Lavender Planting Tips
By: Korshye Long
Director of Agricultural Operations at Lavender Hill Farm
Can I grow my lavender in a pot?
We really discourage growing lavender in a pot, but it is sometimes possible if you use one that is large enough and grow a smaller lavender variety. Just know that it will not live as long as lavender that is planted in the ground. Lavender roots are very similar to tree roots – they grow out horizontally and not downward. Growing lavender in a pot is not advised because the roots will get to a point where they cannot grow out anymore and will become root bound. Immediately planting lavender in the ground is the best option to insure longevity for your plant.
Planting lavender: Do’s & Don’ts
You will want to plant your baby lavender plug it into its permanent home in the ground (not a pot) as soon as possible.
Dig a hole, not only twice as deep as the container the plug is in – but also twice as wide in order to allow the roots to grow outwards.
DO NOT BREAK UP THE ROOT CLUMP AS YOU MIGHT WITH OTHER PLANTS
Add a generous teaspoon of hydrated lime to your soil when planting. Hydrated lime is sold at Lavender Hill Farm. Hydrated lime releases essential nutrients like Calcium and Magnesium into the soil to feed microorganisms and the new plant. Hydrated lime also increases the pH of the soil over a course of 7-14 days. Add the lime to the freshly dug hole and mix it up into the soil before adding the baby plant. You do not want the lime to sit in a pile at the bottom of the hole and have the roots of the lavender plug sitting on it – the lime will burn the roots of the plant! Proper mixing is a must!

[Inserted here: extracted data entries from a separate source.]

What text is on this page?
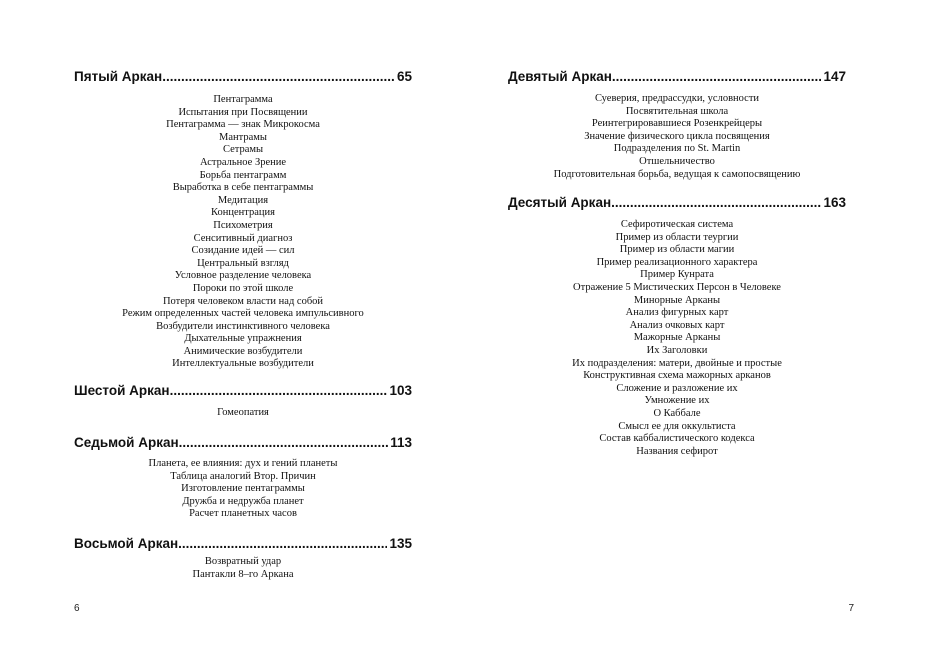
Пятый Аркан .....	65
Пентаграмма
Испытания при Посвящении
Пентаграмма — знак Микрокосма
Мантрамы
Сетрамы
Астральное Зрение
Борьба пентаграмм
Выработка в себе пентаграммы
Медитация
Концентрация
Психометрия
Сенситивный диагноз
Созидание идей — сил
Центральный взгляд
Условное разделение человека
Пороки по этой школе
Потеря человеком власти над собой
Режим определенных частей человека импульсивного
Возбудители инстинктивного человека
Дыхательные упражнения
Анимические возбудители
Интеллектуальные возбудители
Шестой Аркан .....	103
Гомеопатия
Седьмой Аркан .....	113
Планета, ее влияния: дух и гений планеты
Таблица аналогий Втор. Причин
Изготовление пентаграммы
Дружба и недружба планет
Расчет планетных часов
Восьмой Аркан .....	135
Возвратный удар
Пантакли 8–го Аркана
6
Девятый Аркан .....	147
Суеверия, предрассудки, условности
Посвятительная школа
Реинтегрировавшиеся Розенкрейцеры
Значение физического цикла посвящения
Подразделения по St. Martin
Отшельничество
Подготовительная борьба, ведущая к самопосвящению
Десятый Аркан .....	163
Сефиротическая система
Пример из области теургии
Пример из области магии
Пример реализационного характера
Пример Кунрата
Отражение 5 Мистических Персон в Человеке
Минорные Арканы
Анализ фигурных карт
Анализ очковых карт
Мажорные Арканы
Их Заголовки
Их подразделения: матери, двойные и простые
Конструктивная схема мажорных арканов
Сложение и разложение их
Умножение их
О Каббале
Смысл ее для оккультиста
Состав каббалистического кодекса
Названия сефирот
7
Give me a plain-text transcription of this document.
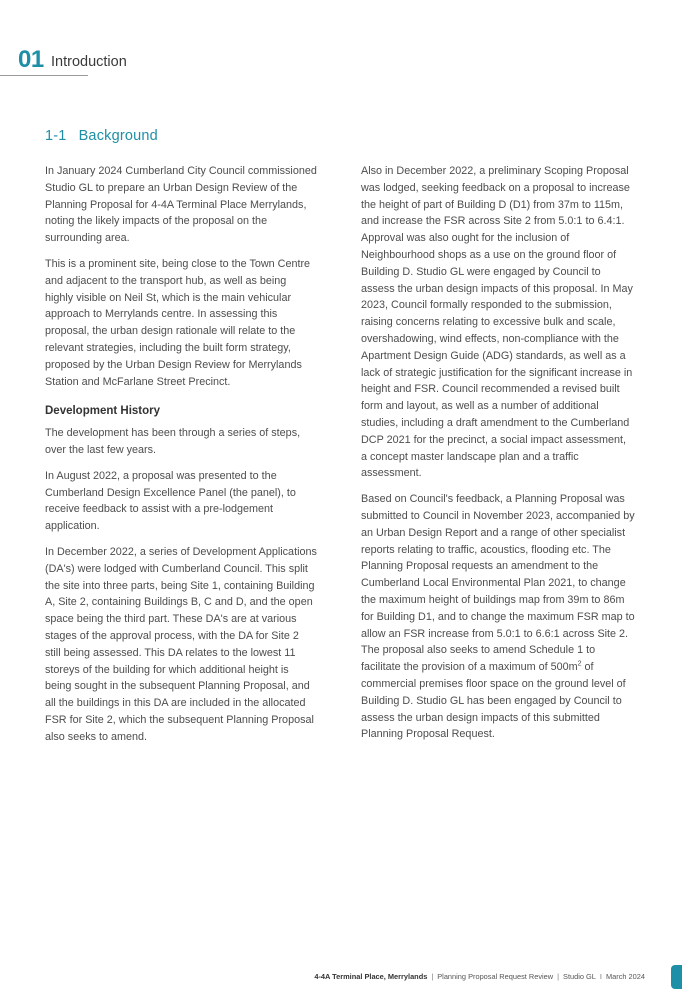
01 Introduction
1-1 Background

In January 2024 Cumberland City Council commissioned Studio GL to prepare an Urban Design Review of the Planning Proposal for 4-4A Terminal Place Merrylands, noting the likely impacts of the proposal on the surrounding area.

This is a prominent site, being close to the Town Centre and adjacent to the transport hub, as well as being highly visible on Neil St, which is the main vehicular approach to Merrylands centre. In assessing this proposal, the urban design rationale will relate to the relevant strategies, including the built form strategy, proposed by the Urban Design Review for Merrylands Station and McFarlane Street Precinct.

Development History

The development has been through a series of steps, over the last few years.

In August 2022, a proposal was presented to the Cumberland Design Excellence Panel (the panel), to receive feedback to assist with a pre-lodgement application.

In December 2022, a series of Development Applications (DA's) were lodged with Cumberland Council. This split the site into three parts, being Site 1, containing Building A, Site 2, containing Buildings B, C and D, and the open space being the third part. These DA's are at various stages of the approval process, with the DA for Site 2 still being assessed. This DA relates to the lowest 11 storeys of the building for which additional height is being sought in the subsequent Planning Proposal, and all the buildings in this DA are included in the allocated FSR for Site 2, which the subsequent Planning Proposal also seeks to amend.

Also in December 2022, a preliminary Scoping Proposal was lodged, seeking feedback on a proposal to increase the height of part of Building D (D1) from 37m to 115m, and increase the FSR across Site 2 from 5.0:1 to 6.4:1. Approval was also ought for the inclusion of Neighbourhood shops as a use on the ground floor of Building D. Studio GL were engaged by Council to assess the urban design impacts of this proposal. In May 2023, Council formally responded to the submission, raising concerns relating to excessive bulk and scale, overshadowing, wind effects, non-compliance with the Apartment Design Guide (ADG) standards, as well as a lack of strategic justification for the significant increase in height and FSR. Council recommended a revised built form and layout, as well as a number of additional studies, including a draft amendment to the Cumberland DCP 2021 for the precinct, a social impact assessment, a concept master landscape plan and a traffic assessment.

Based on Council's feedback, a Planning Proposal was submitted to Council in November 2023, accompanied by an Urban Design Report and a range of other specialist reports relating to traffic, acoustics, flooding etc. The Planning Proposal requests an amendment to the Cumberland Local Environmental Plan 2021, to change the maximum height of buildings map from 39m to 86m for Building D1, and to change the maximum FSR map to allow an FSR increase from 5.0:1 to 6.6:1 across Site 2. The proposal also seeks to amend Schedule 1 to facilitate the provision of a maximum of $500m^2$ of commercial premises floor space on the ground level of Building D. Studio GL has been engaged by Council to assess the urban design impacts of this submitted Planning Proposal Request.

4-4A Terminal Place, Merrylands | Planning Proposal Request Review | Studio GL I March 2024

What kind of soil does lavender like?
Lavender enjoys the beach! Sandy loam soil is the perfect growing conditions for lavender. Sandy soil promotes proper water drainage which is essential because lavender does not like wet feet.
What are the watering requirements for lavender?
For the first 2-3 weeks after planting, water the plant every day. After the 2-3 week period stop watering and let mother nature take over! If it rains within this 2 to 3 week period, you will not need to water that day. Stick your finger about an inch into the soil and checking the moisture level can help determine if watering is needed. If the soil is moist, wait until it is semi dry to water again. You never want the soil to be completely saturated, or have the plant be sitting in water constantly.
After your plants are established (in 2 to 3 years or more), you can water them occasionally in order to slow down the budding and to increase the color.
Lavender is considered a low maintenance plant after its been established. No watering is required after the plant matures. At Lavender Hill Farm we do not irrigate any of our fields, we just let Mother Nature do what She does best!
How much sunlight does lavender need?
Lavender enjoys full sun, 6 to 8 hours a day is ideal.